Malam itu tak ada angin.
Kabut turun dari bukit, menelan desa perlahan seperti doa yang tak disetujui langit.
Pendopo tua di tengah desa diterangi hanya oleh satu blencong, api kecilnya menari di udara lembap.
Damar duduk di kursi kayu jati, tangannya diikat kain putih.
Wajahnya tenang, tapi matanya redup seperti sumbu yang nyaris padam.
Wayang-wayangnya tergeletak di lantai — diam, seperti tahu bahwa malam itu bukan lagi panggung pertunjukan, melainkan penghakiman.
Empat lelaki desa berdiri di belakangnya.
Di tangan salah satunya tergenggam alat besi tua, berkarat di pinggirnya — gunting kodok, alat cukur tradisional yang sejak lama disimpan untuk upacara penyucian.

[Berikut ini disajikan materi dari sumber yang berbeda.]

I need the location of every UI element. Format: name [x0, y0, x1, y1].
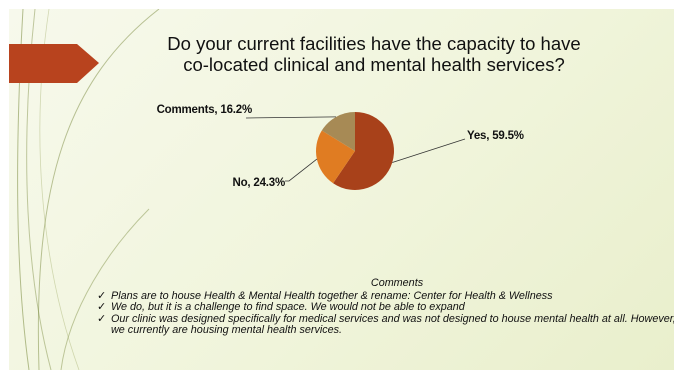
decorative-curve: [37, 9, 160, 370]
leader-line-comments: [245, 116, 337, 119]
comment-item: ✓ We do, but it is a challenge to find sp…: [97, 301, 674, 314]
title-line-2: co-located clinical and mental health se…: [183, 54, 565, 75]
comments-section: Comments ✓ Plans are to house Health & Me…: [97, 277, 674, 337]
comment-text: Plans are to house Health & Mental Healt…: [111, 289, 553, 302]
comments-heading: Comments: [370, 277, 424, 289]
slide-decoration: [9, 9, 160, 370]
pie-slice-yes: [333, 112, 394, 190]
title-line-1: Do your current facilities have the capa…: [167, 33, 581, 54]
pie-chart: Yes, 59.5% No, 24.3% Comments, 16.2%: [157, 104, 524, 190]
comment-text: We do, but it is a challenge to find spa…: [111, 301, 465, 314]
data-label-yes: Yes, 59.5%: [467, 130, 524, 142]
check-icon: ✓: [97, 312, 107, 325]
check-icon: ✓: [97, 301, 107, 314]
comment-text: Our clinic was designed specifically for…: [111, 312, 674, 337]
slide: Do your current facilities have the capa…: [9, 9, 674, 370]
leader-line-no: [285, 158, 318, 182]
data-label-comments: Comments, 16.2%: [157, 104, 252, 116]
comments-list: ✓ Plans are to house Health & Mental Heal…: [97, 289, 674, 337]
slide-title: Do your current facilities have the capa…: [129, 33, 619, 75]
check-icon: ✓: [97, 289, 107, 302]
decorative-curve: [60, 208, 150, 370]
pie-slice-no: [315, 130, 355, 184]
comment-item: ✓ Plans are to house Health & Mental Heal…: [97, 289, 674, 303]
leader-line-yes: [392, 138, 466, 163]
data-label-no: No, 24.3%: [232, 177, 285, 189]
comment-item: ✓ Our clinic was designed specifically fo…: [97, 312, 674, 337]
pie-slice-comments: [321, 112, 355, 151]
title-arrow-shape: [9, 44, 99, 83]
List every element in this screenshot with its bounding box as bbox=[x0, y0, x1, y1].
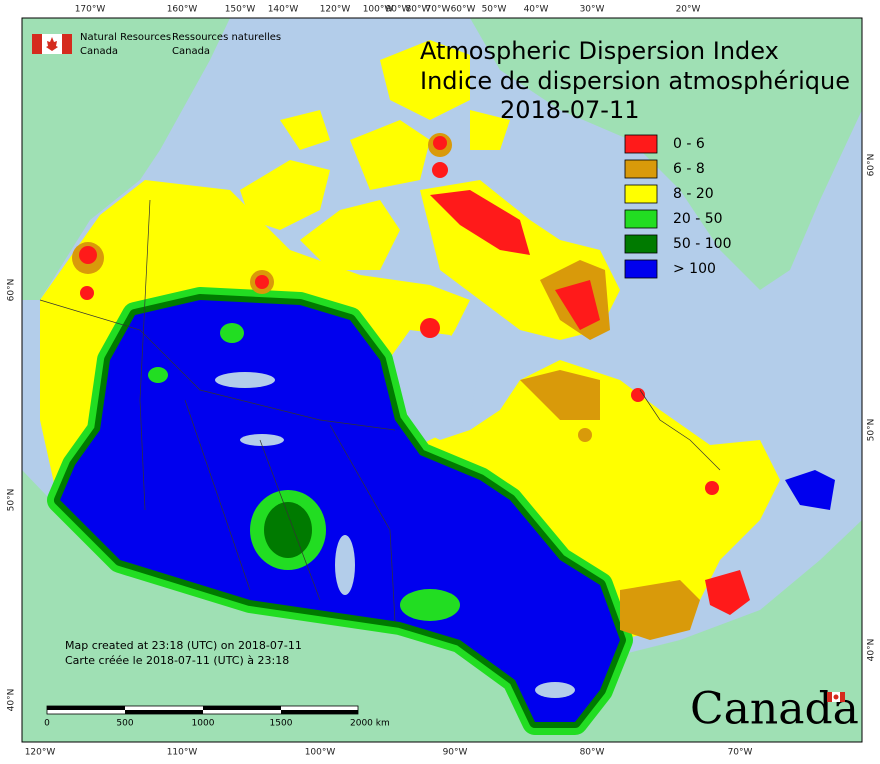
legend-label: 50 - 100 bbox=[673, 236, 732, 252]
title-date: 2018-07-11 bbox=[500, 96, 639, 124]
flag-bar bbox=[840, 692, 845, 702]
legend-label: 0 - 6 bbox=[673, 136, 705, 152]
scale-label: 1500 bbox=[270, 719, 293, 729]
lon-label: 100°W bbox=[305, 748, 336, 758]
scale-label: 2000 km bbox=[350, 719, 390, 729]
footnote: Map created at 23:18 (UTC) on 2018-07-11 bbox=[65, 639, 302, 652]
maple-leaf bbox=[833, 694, 839, 700]
agency-logo: Natural Resources Canada Ressources natu… bbox=[32, 32, 281, 57]
scale-label: 1000 bbox=[192, 719, 215, 729]
maple-leaf bbox=[46, 37, 58, 51]
flag-bar bbox=[827, 692, 832, 702]
lat-label: 60°N bbox=[7, 279, 17, 302]
agency-fr: Canada bbox=[172, 46, 210, 57]
scale-segment bbox=[125, 710, 203, 714]
lon-label: 150°W bbox=[225, 5, 256, 15]
legend-label: > 100 bbox=[673, 261, 716, 277]
green-pockets bbox=[148, 323, 460, 621]
footnote: Carte créée le 2018-07-11 (UTC) à 23:18 bbox=[65, 654, 289, 667]
graticule-top: 170°W 160°W 150°W 140°W 120°W 100°W 90°W… bbox=[75, 5, 701, 15]
scale-segment bbox=[281, 710, 358, 714]
lon-label: 20°W bbox=[676, 5, 701, 15]
legend-swatch bbox=[624, 234, 658, 254]
agency-fr: Ressources naturelles bbox=[172, 32, 281, 43]
scale-label: 0 bbox=[44, 719, 50, 729]
legend-label: 8 - 20 bbox=[673, 186, 714, 202]
legend-swatch bbox=[624, 259, 658, 279]
borders bbox=[39, 199, 721, 623]
flag-bar bbox=[62, 34, 72, 54]
lat-label: 60°N bbox=[867, 154, 877, 177]
canada-wordmark: Canada bbox=[690, 684, 859, 735]
title-en: Atmospheric Dispersion Index bbox=[420, 37, 779, 65]
lon-label: 160°W bbox=[167, 5, 198, 15]
scale-segment bbox=[47, 706, 125, 710]
usa bbox=[22, 470, 862, 742]
lon-label: 140°W bbox=[268, 5, 299, 15]
wordmark: Canada bbox=[690, 684, 859, 735]
lon-label: 60°W bbox=[451, 5, 476, 15]
map-frame bbox=[21, 17, 863, 743]
lon-label: 90°W bbox=[443, 748, 468, 758]
lon-label: 100°W bbox=[363, 5, 394, 15]
legend-label: 6 - 8 bbox=[673, 161, 705, 177]
lon-label: 110°W bbox=[167, 748, 198, 758]
lat-label: 40°N bbox=[7, 689, 17, 712]
scale-label: 500 bbox=[116, 719, 133, 729]
legend: 0 - 6 6 - 8 8 - 20 20 - 50 50 - 100 > 100 bbox=[624, 134, 732, 279]
lakes bbox=[215, 372, 575, 698]
scale-bar: 0 500 1000 1500 2000 km bbox=[44, 705, 390, 729]
legend-swatch bbox=[624, 159, 658, 179]
lon-label: 40°W bbox=[524, 5, 549, 15]
scale-segment bbox=[203, 706, 281, 710]
lon-label: 90°W bbox=[386, 5, 411, 15]
map bbox=[22, 18, 862, 742]
graticule-left: 60°N 50°N 40°N bbox=[7, 279, 17, 712]
legend-label: 20 - 50 bbox=[673, 211, 723, 227]
lat-label: 50°N bbox=[867, 419, 877, 442]
alaska bbox=[22, 18, 230, 300]
greenland bbox=[470, 18, 862, 290]
east-blue bbox=[785, 470, 835, 510]
agency-en: Canada bbox=[80, 46, 118, 57]
lon-label: 120°W bbox=[320, 5, 351, 15]
title-fr: Indice de dispersion atmosphérique bbox=[420, 67, 850, 95]
hudson-bay bbox=[385, 330, 480, 445]
graticule-bottom: 120°W 110°W 100°W 90°W 80°W 70°W bbox=[25, 748, 753, 758]
lon-label: 170°W bbox=[75, 5, 106, 15]
lon-label: 30°W bbox=[580, 5, 605, 15]
lat-label: 50°N bbox=[7, 489, 17, 512]
agency-en: Natural Resources bbox=[80, 32, 171, 43]
legend-swatch bbox=[624, 134, 658, 154]
zone-over-100 bbox=[60, 300, 620, 722]
low-index-areas bbox=[72, 133, 750, 640]
lon-label: 70°W bbox=[728, 748, 753, 758]
graticule-right: 60°N 50°N 40°N bbox=[867, 154, 877, 662]
lon-label: 50°W bbox=[482, 5, 507, 15]
lon-label: 120°W bbox=[25, 748, 56, 758]
legend-swatch bbox=[624, 209, 658, 229]
lon-label: 80°W bbox=[580, 748, 605, 758]
lon-label: 80°W bbox=[406, 5, 431, 15]
legend-swatch bbox=[624, 184, 658, 204]
lon-label: 70°W bbox=[426, 5, 451, 15]
flag-bar bbox=[32, 34, 42, 54]
lat-label: 40°N bbox=[867, 639, 877, 662]
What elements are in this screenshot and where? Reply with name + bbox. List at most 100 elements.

Bunyinya saat dicoba di udara terdengar seperti gigi logam yang menggigit pelan, krek... krek...
Suara itu membuat bulu kuduk siapa pun berdiri.
Seorang tetua berdiri di depan Damar, mengenakan kain hitam dan kalung dari biji sawo kecik.
Suaranya parau ketika berkata,
“Rambutmu telah menjadi pengikat.
Dengan ini, sumpah darah dalang akan ditebus.
Kau akan dijauhkan dari dunia yang mencintai,
dan dijadikan penjaga bagi yang tak bisa pergi.”
Tak ada yang berani menatap wajah Damar.
Mereka hanya menunduk, seolah takut bayangannya sendiri menolak melihat apa yang akan terjadi.